Mucho más preocupante para los nuevos gobernantes afganos son los desafíos internos, tanto en el plano de la seguridad como en el económico y en el político. Y en todos ellos el principal peligro vendrá de su propia diversidad y fracturación interna, con facciones que difieren en aspectos sustanciales tanto de estrategia como de táctica política. Tanto si se habla de qué hacer con el cultivo de la amapola opiácea, como si se trata de definir el marco de relación con occidente, o el papel de las mujeres en la vida pública, es obvio que no hay un corpus central bien definido, lo que augura que los responsables de gestionar el régimen talibán no siempre van a remar en la misma dirección. De hecho, son esas visiones enfrentadas lo que mejor explica el retraso en la conformación del nuevo gobierno.
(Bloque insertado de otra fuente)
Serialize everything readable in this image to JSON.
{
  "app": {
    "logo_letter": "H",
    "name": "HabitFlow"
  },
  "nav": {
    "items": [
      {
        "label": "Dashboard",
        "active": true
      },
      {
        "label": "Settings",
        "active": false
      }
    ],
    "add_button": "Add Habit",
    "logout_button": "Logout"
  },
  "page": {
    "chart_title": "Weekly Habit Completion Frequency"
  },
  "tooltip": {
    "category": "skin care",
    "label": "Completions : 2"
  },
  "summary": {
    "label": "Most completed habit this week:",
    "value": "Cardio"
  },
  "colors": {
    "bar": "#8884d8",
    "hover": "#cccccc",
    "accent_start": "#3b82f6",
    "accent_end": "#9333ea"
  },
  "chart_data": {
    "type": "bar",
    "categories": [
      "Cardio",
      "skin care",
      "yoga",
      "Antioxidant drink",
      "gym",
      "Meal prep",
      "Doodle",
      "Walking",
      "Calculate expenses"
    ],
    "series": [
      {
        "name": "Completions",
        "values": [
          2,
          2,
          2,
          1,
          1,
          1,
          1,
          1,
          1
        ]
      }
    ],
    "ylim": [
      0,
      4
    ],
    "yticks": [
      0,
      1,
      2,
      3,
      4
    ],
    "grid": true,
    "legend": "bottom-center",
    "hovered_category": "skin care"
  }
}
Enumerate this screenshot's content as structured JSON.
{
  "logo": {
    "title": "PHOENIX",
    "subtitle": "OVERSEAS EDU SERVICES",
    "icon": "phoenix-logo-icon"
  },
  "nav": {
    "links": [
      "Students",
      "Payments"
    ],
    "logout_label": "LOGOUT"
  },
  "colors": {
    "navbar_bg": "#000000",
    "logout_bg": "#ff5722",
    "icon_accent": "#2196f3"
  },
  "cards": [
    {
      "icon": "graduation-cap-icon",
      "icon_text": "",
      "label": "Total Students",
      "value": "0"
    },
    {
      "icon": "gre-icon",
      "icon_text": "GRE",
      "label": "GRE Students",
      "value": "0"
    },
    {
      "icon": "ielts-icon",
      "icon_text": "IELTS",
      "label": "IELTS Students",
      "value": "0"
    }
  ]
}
En el terreno de la seguridad queda por ver, por un lado, cómo transformar una milicia irregular en unas fuerzas armadas y de seguridad capaces de mantener el monopolio de la fuerza y, por otro, qué hacer con los que hasta ahora han conformado dichas fuerzas. Además, ni la inefable alianza antitalibán, a cuya cabeza se sitúan el exvicepresidente primero Amrullah Sahel y el hijo del legendario comandante Ahmad ShahMasud, ni mucho menos Wilayat Khorasan (asociado a Dáesh) y el resto de grupos yihadistas activos en el país van a facilitarle las cosas a quienes perciben ya como enemigos declarados (aunque algunos hayan colaborado con ellos en el pasado). Con unos recursos humanos que rondan los 80.000 efectivos, no cuentan, simplemente, con fuerza suficiente para controlar un país de más de 655.000km2, trufado de opositores y enemigos.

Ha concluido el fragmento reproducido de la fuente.